Le bon moment pour le boire n’est pas n’importe lequel. Il faut le prendre quand le disque a déjà installé sa pression, idéalement entre “Angel” et “Teardrop”, à cet endroit où la menace et l’ouverture semblent se toucher sans jamais se résoudre. La coupe doit être très froide, presque trop, afin que la première gorgée frappe avec cette netteté blanche qui correspond si bien à l’album. On ne boit pas cela dans l’idée de se réchauffer, mais pour accompagner une montée de tension douce, presque élégante, qui n’a pas besoin d’élever la voix. Le cocktail fonctionne d’autant mieux qu’il laisse le temps au disque de modeler la pièce. Une lumière basse suffit, rien d’ornemental, rien qui cherche à singer une esthétique de clip ou de bar conceptuel. Mezzanine ne demande pas un décor, seulement une disponibilité à ses variations de pression. Le verre, lui aussi, travaille mieux quand on le laisse revenir une seconde fois en bouche, une fois passée l’attaque agrumée.

Ce qui reste alors, dans la musique comme dans le cocktail, n’est pas l’effet immédiat mais le résidu. Mezzanine a gardé sa place non parce qu’il aurait résumé son époque, mais parce qu’il a déplacé sa propre famille musicale vers un territoire moins hospitalier. Il a retiré du confort à une scène que l’on commençait déjà à simplifier en ambiance, en style, en décor urbain chic. En cela, il demeure un disque de sabotage calme, un album qui coupe la lumière sans faire de geste théâtral. Le Black Milk accompagne bien cette logique : il séduit juste assez pour conduire ailleurs, puis il referme la porte derrière lui.
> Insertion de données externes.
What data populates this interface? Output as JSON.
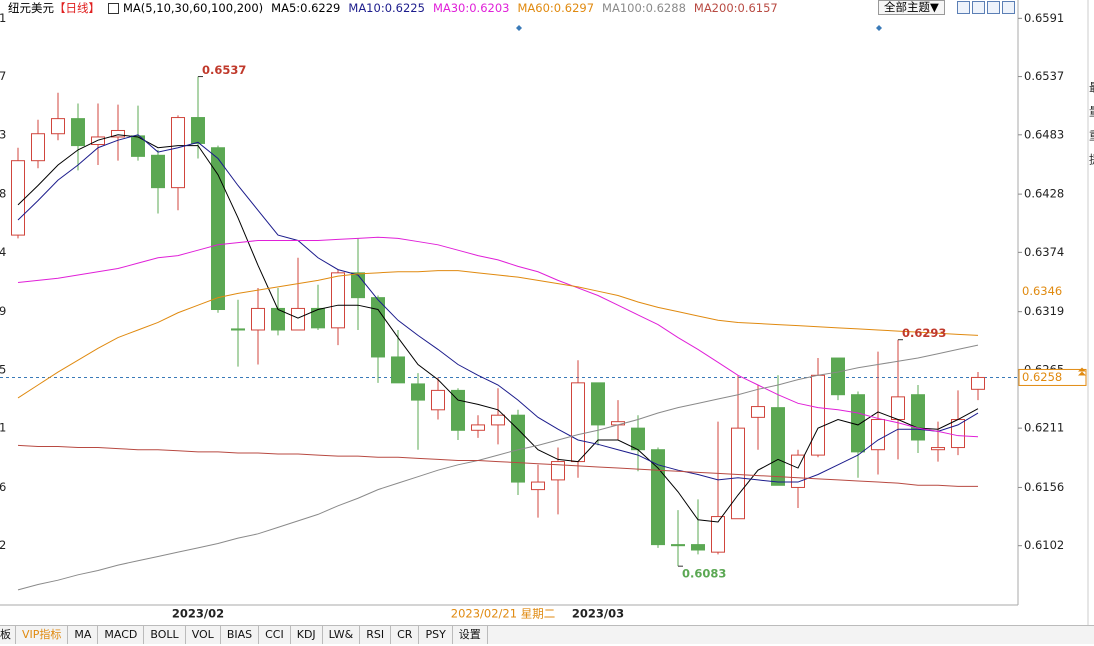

La dégustation laisse une amertume légère, du thé, un peu d’agrume, une ombre salée, et surtout cette impression que quelque chose continue à agir alors même que le morceau est fini. Il n’y a pas de morale à tirer de cette alliance. Seulement une ambivalence fertile, un froid qui ne chasse pas le désir, et une nuit qui, à force d’être tenue si précisément, finit par devenir un goût.